Badania przeprowadzone na Uniwersytecie Missouri (USA) pokazują, że zaufanie emocjonalne zależy nie tylko od precyzji technologii, ale także od sposobu wdrożenia sztucznej inteligencji, tego, kto ją kontroluje, oraz aktywnego zaangażowania pracowników w proces. Niski poziom zaufania łatwo prowadzi do oporu i urazy, podczas gdy wysoki poziom zaufania sprzyja współpracy i innowacyjności.
Najnowsze badania zwróciły również uwagę na zjawisko, które można nazwać „zmęczeniem zmianą wywołaną przez sztuczną inteligencję”. W środowisku pracy, które stale ewoluuje wraz z pojawianiem się nowego oprogramowania, zmianą ról i przekwalifikowaniem, pojawienie się sztucznej inteligencji tylko wydłuża tę listę.
„Zmęczenie emocjonalne często objawia się apatią, wyczerpaniem lub sceptycyzmem. Problemem nie jest tylko to, czy sztuczna inteligencja jest skuteczna, ale ile zmian każdy człowiek jest w stanie znieść, zanim jego emocje się załamią” – wyjaśnił dr Hoang Truong Giang.
W jaki sposób można połączyć inteligencję emocjonalną i sztuczną inteligencję?
Dwóch ekspertów z Uniwersytetu RMIT zauważyło, że wiele pytań dotyczących czynnika ludzkiego pozostaje bez odpowiedzi w dyskusjach na temat wdrażania sztucznej inteligencji: Jak uznanie AI za źródło kluczowych spostrzeżeń wpłynie na motywację do pracy? Jak zmienią się interakcje w zespole, gdy niektórzy członkowie polegają na sztucznej inteligencji, a inni się jej opierają? Jak możemy wspierać tych, którzy nie wierzą w swoje umiejętności?
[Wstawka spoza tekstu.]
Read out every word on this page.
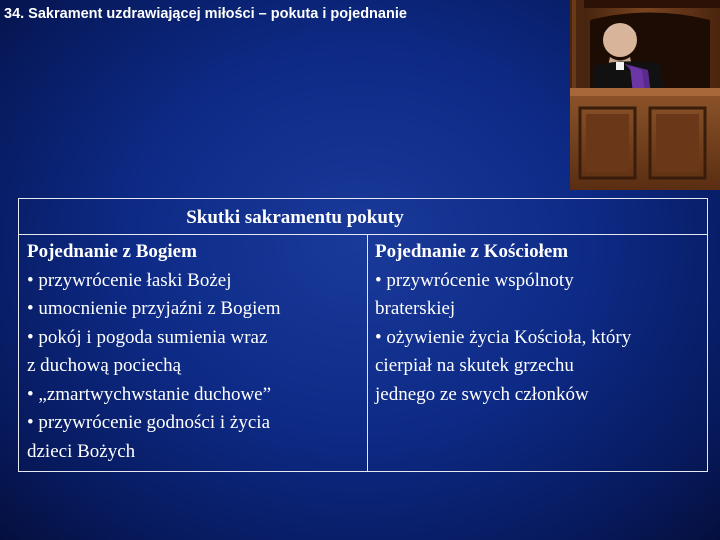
34. Sakrament uzdrawiającej miłości – pokuta i pojednanie
Skutki sakramentu pokuty
Pojednanie z Bogiem
• przywrócenie łaski Bożej
• umocnienie przyjaźni z Bogiem
• pokój i pogoda sumienia wraz
z duchową pociechą
• „zmartwychwstanie duchowe”
• przywrócenie godności i życia
dzieci Bożych
Pojednanie z Kościołem
• przywrócenie wspólnoty
braterskiej
• ożywienie życia Kościoła, który
cierpiał na skutek grzechu
jednego ze swych członków
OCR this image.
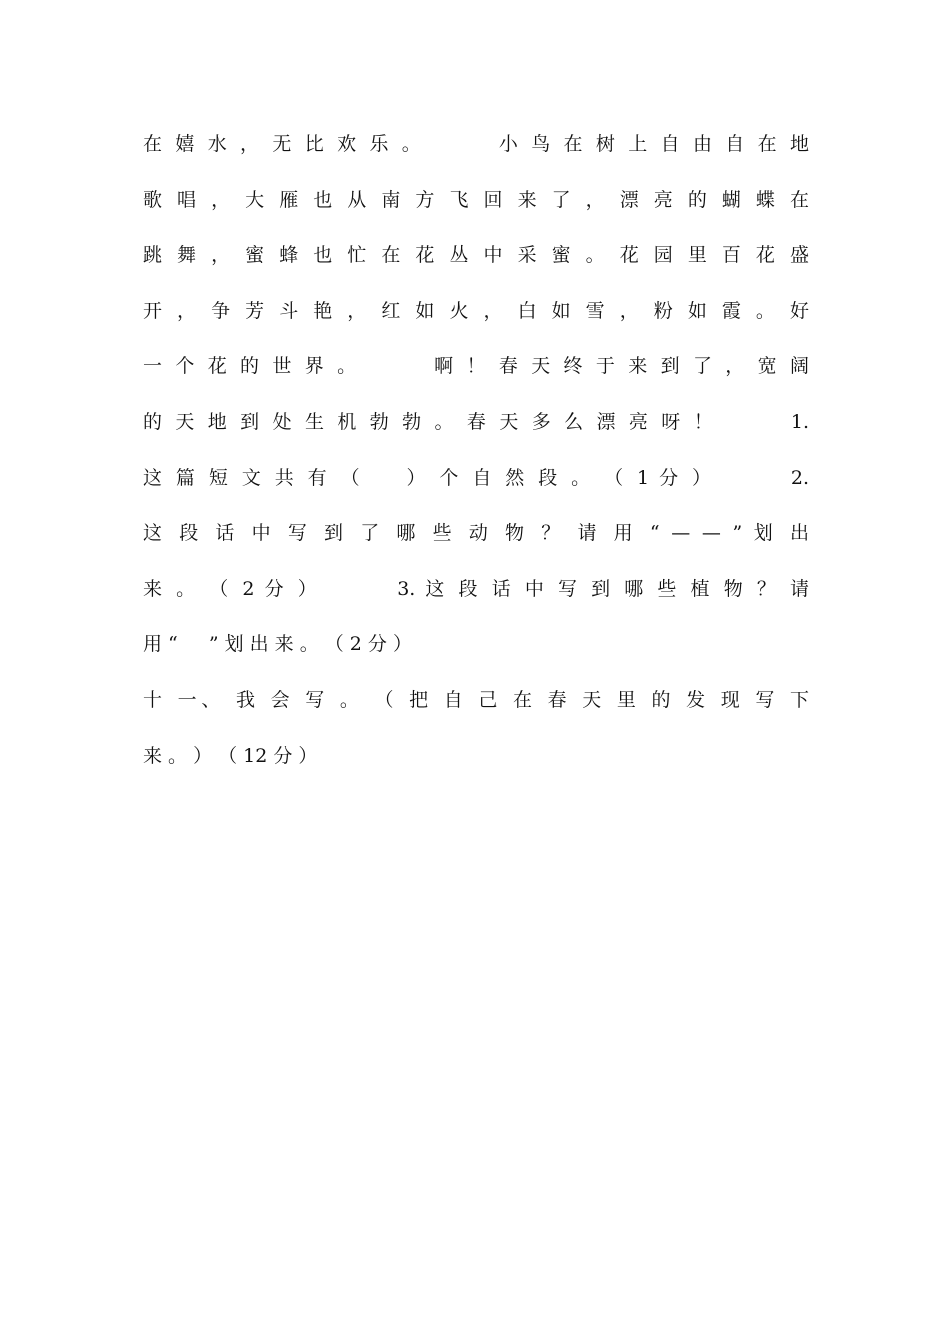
在 嬉 水 ， 无 比 欢 乐 。 　 　 小 鸟 在 树 上 自 由 自 在 地
歌 唱 ， 大 雁 也 从 南 方 飞 回 来 了 ， 漂 亮 的 蝴 蝶 在
跳 舞 ， 蜜 蜂 也 忙 在 花 丛 中 采 蜜 。 花 园 里 百 花 盛
开 ， 争 芳 斗 艳 ， 红 如 火 ， 白 如 雪 ， 粉 如 霞 。 好
一 个 花 的 世 界 。 　 　 啊 ！ 春 天 终 于 来 到 了 ， 宽 阔
的 天 地 到 处 生 机 勃 勃 。 春 天 多 么 漂 亮 呀 ！ 　 　 1.
这 篇 短 文 共 有 （ 　 ） 个 自 然 段 。 （ 1 分 ） 　 　 2.
这 段 话 中 写 到 了 哪 些 动 物 ？ 请 用 “ — — ” 划 出
来 。 （ 2 分 ） 　 　 3. 这 段 话 中 写 到 哪 些 植 物 ？ 请
用 “ 　 ” 划 出 来 。 （ 2 分 ）
十 一、 我 会 写 。 （ 把 自 己 在 春 天 里 的 发 现 写 下
来 。 ） （ 12 分 ）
Dwóch ekspertów z Uniwersytetu RMIT, Tony Nguyen i Hoang Truong Giang, zaproponowało kluczowy kierunek działań, przedstawiając organizacjom zalecenia dotyczące działań, które należy podjąć, aby wspierać spójny rozwój inteligencji emocjonalnej i sztucznej inteligencji.
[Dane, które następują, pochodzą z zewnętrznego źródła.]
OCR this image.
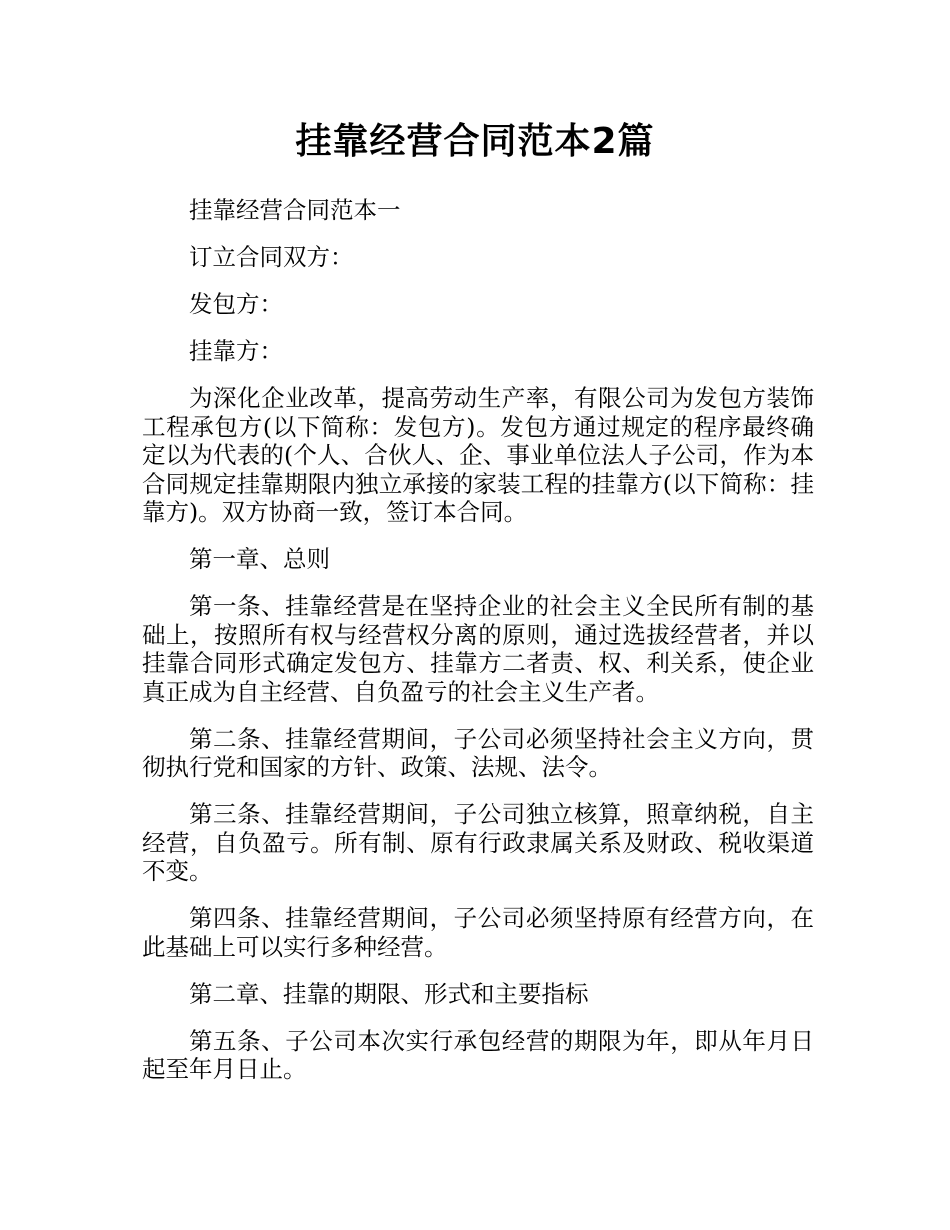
挂靠经营合同范本2篇

挂靠经营合同范本一

订立合同双方：

发包方：

挂靠方：

为深化企业改革，提高劳动生产率，有限公司为发包方装饰工程承包方(以下简称：发包方)。发包方通过规定的程序最终确定以为代表的(个人、合伙人、企、事业单位法人子公司，作为本合同规定挂靠期限内独立承接的家装工程的挂靠方(以下简称：挂靠方)。双方协商一致，签订本合同。

第一章、总则

第一条、挂靠经营是在坚持企业的社会主义全民所有制的基础上，按照所有权与经营权分离的原则，通过选拔经营者，并以挂靠合同形式确定发包方、挂靠方二者责、权、利关系，使企业真正成为自主经营、自负盈亏的社会主义生产者。

第二条、挂靠经营期间，子公司必须坚持社会主义方向，贯彻执行党和国家的方针、政策、法规、法令。

第三条、挂靠经营期间，子公司独立核算，照章纳税，自主经营，自负盈亏。所有制、原有行政隶属关系及财政、税收渠道不变。

第四条、挂靠经营期间，子公司必须坚持原有经营方向，在此基础上可以实行多种经营。

第二章、挂靠的期限、形式和主要指标

第五条、子公司本次实行承包经营的期限为年，即从年月日起至年月日止。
Przede wszystkim organizacje muszą uznać emocjonalne realia integracji sztucznej inteligencji, zapewnić szkolenia techniczne i stworzyć przestrzeń do refleksji, otwartego dialogu, a nawet dzielenia się osobistymi historiami.
Następnie konieczne jest zaangażowanie pracowników w proces wdrażania sztucznej inteligencji. Gdy pracownicy mają głos w kształtowaniu sposobu wykorzystania sztucznej inteligencji, a ich role ewoluują wraz z nią, chętniej będą brać w tym aktywny udział.
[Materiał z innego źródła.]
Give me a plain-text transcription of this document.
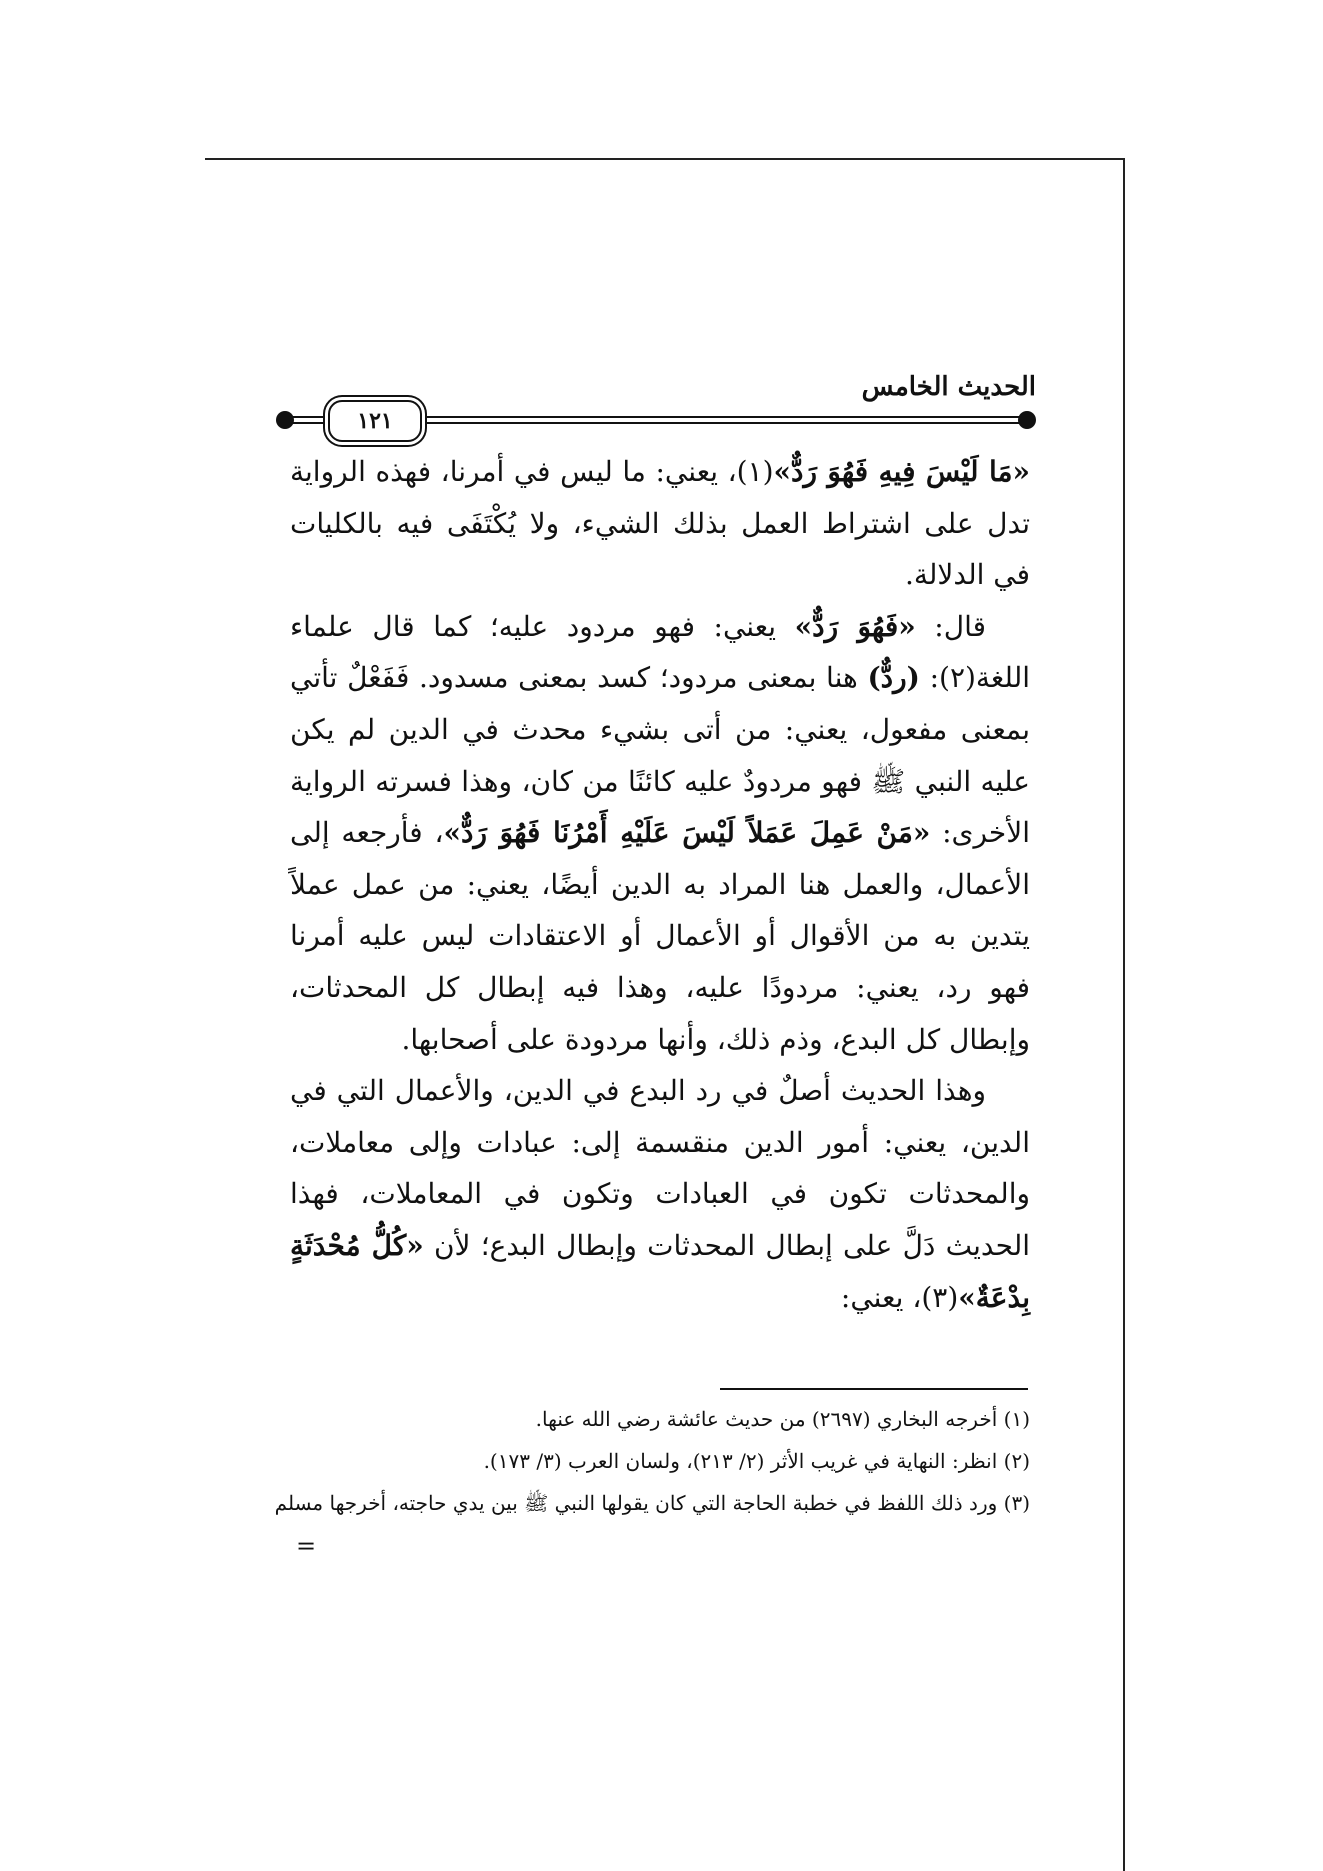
الحديث الخامس
١٢١

«مَا لَيْسَ فِيهِ فَهُوَ رَدٌّ»(١)، يعني: ما ليس في أمرنا، فهذه الرواية تدل على اشتراط العمل بذلك الشيء، ولا يُكْتَفَى فيه بالكليات في الدلالة.

قال: «فَهُوَ رَدٌّ» يعني: فهو مردود عليه؛ كما قال علماء اللغة(٢): (ردٌّ) هنا بمعنى مردود؛ كسد بمعنى مسدود. فَفَعْلٌ تأتي بمعنى مفعول، يعني: من أتى بشيء محدث في الدين لم يكن عليه النبي ﷺ فهو مردودٌ عليه كائنًا من كان، وهذا فسرته الرواية الأخرى: «مَنْ عَمِلَ عَمَلاً لَيْسَ عَلَيْهِ أَمْرُنَا فَهُوَ رَدٌّ»، فأرجعه إلى الأعمال، والعمل هنا المراد به الدين أيضًا، يعني: من عمل عملاً يتدين به من الأقوال أو الأعمال أو الاعتقادات ليس عليه أمرنا فهو رد، يعني: مردودًا عليه، وهذا فيه إبطال كل المحدثات، وإبطال كل البدع، وذم ذلك، وأنها مردودة على أصحابها.

وهذا الحديث أصلٌ في رد البدع في الدين، والأعمال التي في الدين، يعني: أمور الدين منقسمة إلى: عبادات وإلى معاملات، والمحدثات تكون في العبادات وتكون في المعاملات، فهذا الحديث دَلَّ على إبطال المحدثات وإبطال البدع؛ لأن «كُلُّ مُحْدَثَةٍ بِدْعَةٌ»(٣)، يعني:

(١) أخرجه البخاري (٢٦٩٧) من حديث عائشة رضي الله عنها.

(٢) انظر: النهاية في غريب الأثر (٢/ ٢١٣)، ولسان العرب (٣/ ١٧٣).

(٣) ورد ذلك اللفظ في خطبة الحاجة التي كان يقولها النبي ﷺ بين يدي حاجته، أخرجها مسلم

=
Ostatecznie, aby wspierać liderów w rozwijaniu inteligencji emocjonalnej, liderzy muszą być wyczuleni na wczesne oznaki wyobcowania lub stresu i postrzegać sztuczną inteligencję jako partnera, który musi uzupełniać ludzki osąd, etykę i kreatywność, a nie jako narzędzie zastępcze.
Oprócz tego, że sztuczna inteligencja staje się niezbędnym elementem procesu decyzyjnego, współpracy i innowacji, staje się również elementem emocjonalnym w codziennym życiu zawodowym. „Nie musimy obawiać się sztucznej inteligencji, ale musimy nauczyć się panować nad naszymi reakcjami emocjonalnymi na tę technologię. Zrozumienie wpływu sztucznej inteligencji na nasz świat wewnętrzny może być brakującym elementem skutecznego wykorzystania sztucznej inteligencji w realnym świecie” – stwierdził dr Tony Nguyen.